Six months after launch, a client pinged us: 'the dashboard takes 12 seconds to load now.' At launch, the same dashboard rendered in under 300ms. Same query, same data shape, ~5× more rows. The slowdown was non-linear, and that should have been our first clue.
What we ruled out
- Query plan regression — EXPLAIN ANALYZE confirmed the planner was still using the same index.
- Missing index — every WHERE clause column had one.
- Connection pool exhaustion — pgBouncer was idle 70% of the time.
- Disk I/O — IOPS was nowhere near the ceiling.
The culprit: dead tuples in a hot index
The table had a high-churn boolean column (an is_active flag) that was indexed. Every UPDATE that touched the row created a new tuple, and the index page accumulated dead pointers. VACUUM was running, but autovacuum thresholds hadn't been tuned for write volume — the index was 80% bloat by the time we looked.
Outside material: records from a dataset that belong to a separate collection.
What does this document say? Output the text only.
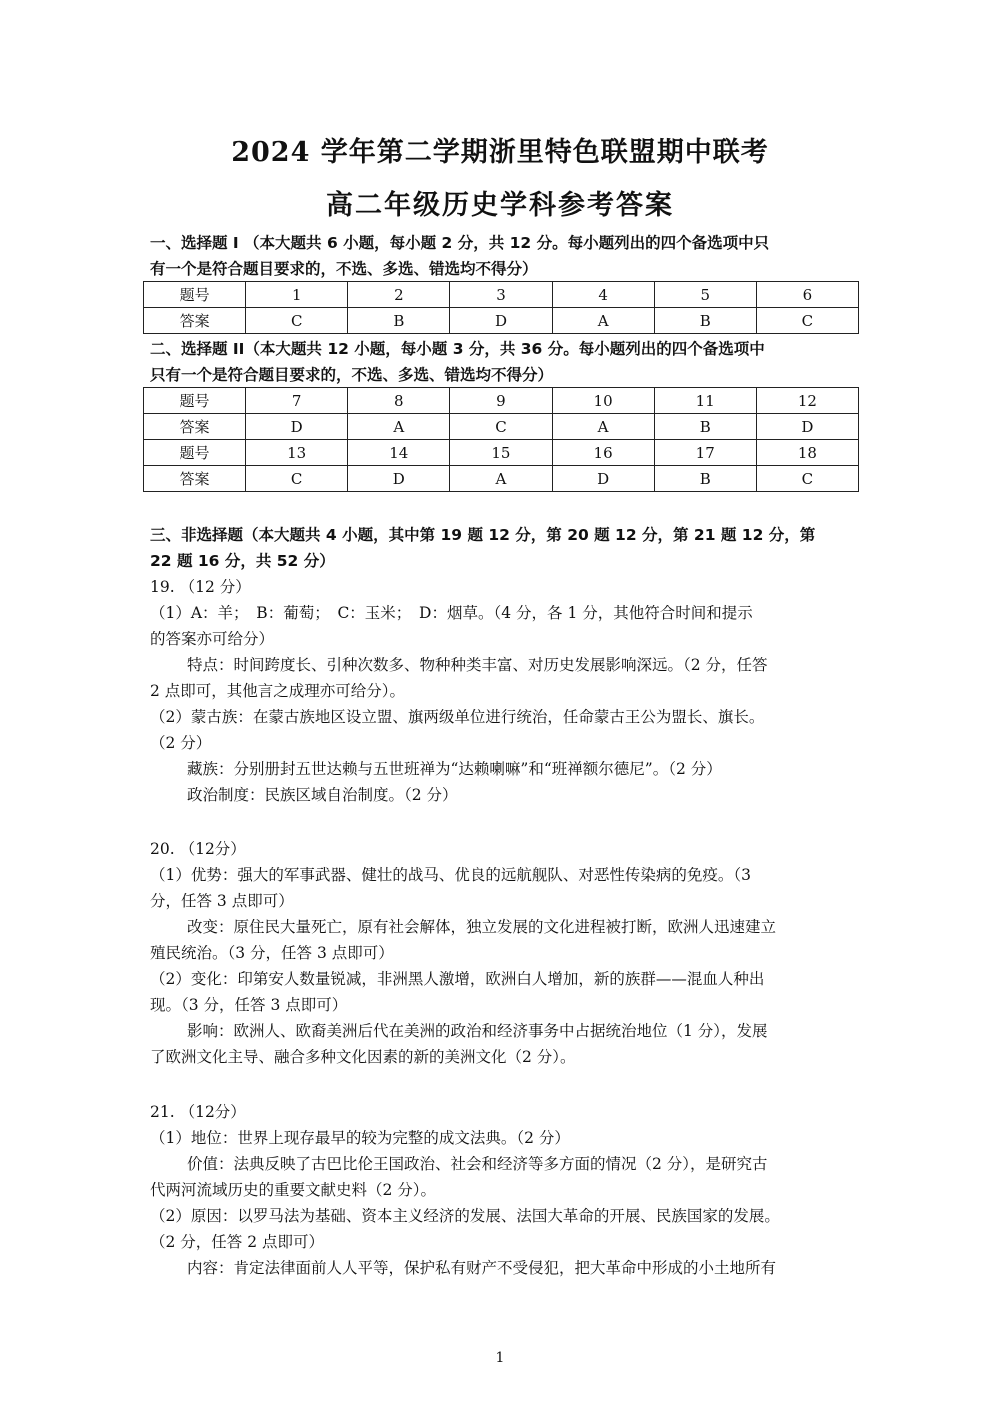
2024 学年第二学期浙里特色联盟期中联考
高二年级历史学科参考答案
一、选择题 I （本大题共 6 小题，每小题 2 分，共 12 分。每小题列出的四个备选项中只
有一个是符合题目要求的，不选、多选、错选均不得分）
题号	1	2	3	4	5	6
答案	C	B	D	A	B	C
二、选择题 II（本大题共 12 小题，每小题 3 分，共 36 分。每小题列出的四个备选项中
只有一个是符合题目要求的，不选、多选、错选均不得分）
题号	7	8	9	10	11	12
答案	D	A	C	A	B	D
题号	13	14	15	16	17	18
答案	C	D	A	D	B	C
三、非选择题（本大题共 4 小题，其中第 19 题 12 分，第 20 题 12 分，第 21 题 12 分，第
22 题 16 分，共 52 分）
19. （12 分）
（1）A：羊；　B：葡萄；　C：玉米；　D：烟草。（4 分，各 1 分，其他符合时间和提示
的答案亦可给分）
特点：时间跨度长、引种次数多、物种种类丰富、对历史发展影响深远。（2 分，任答
2 点即可，其他言之成理亦可给分）。
（2）蒙古族：在蒙古族地区设立盟、旗两级单位进行统治，任命蒙古王公为盟长、旗长。
（2 分）
藏族：分别册封五世达赖与五世班禅为“达赖喇嘛”和“班禅额尔德尼”。（2 分）
政治制度：民族区域自治制度。（2 分）
20. （12分）
（1）优势：强大的军事武器、健壮的战马、优良的远航舰队、对恶性传染病的免疫。（3
分，任答 3 点即可）
改变：原住民大量死亡，原有社会解体，独立发展的文化进程被打断，欧洲人迅速建立
殖民统治。（3 分，任答 3 点即可）
（2）变化：印第安人数量锐减，非洲黑人激增，欧洲白人增加，新的族群——混血人种出
现。（3 分，任答 3 点即可）
影响：欧洲人、欧裔美洲后代在美洲的政治和经济事务中占据统治地位（1 分），发展
了欧洲文化主导、融合多种文化因素的新的美洲文化（2 分）。
21. （12分）
（1）地位：世界上现存最早的较为完整的成文法典。（2 分）
价值：法典反映了古巴比伦王国政治、社会和经济等多方面的情况（2 分），是研究古
代两河流域历史的重要文献史料（2 分）。
（2）原因：以罗马法为基础、资本主义经济的发展、法国大革命的开展、民族国家的发展。
（2 分，任答 2 点即可）
内容：肯定法律面前人人平等，保护私有财产不受侵犯，把大革命中形成的小土地所有
1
A REINDEX CONCURRENTLY on the offending index brought query time back to 280ms. But the real fix was upstream: dropping the index entirely on the low-cardinality boolean (it was a partial-scan red herring) and adding a partial index for the actual hot path.
What we now monitor
- pg_stat_user_indexes.idx_scan vs idx_tup_read — high reads with low scans = bloat suspect.
- pgstattuple_approx on critical indexes, weekly.
- Autovacuum log lines — if naptime > target, the index is falling behind.
Postgres rewards operators who keep an eye on it. The defaults are sane for moderate workloads — they are not sane for high-churn columns over a year of growth.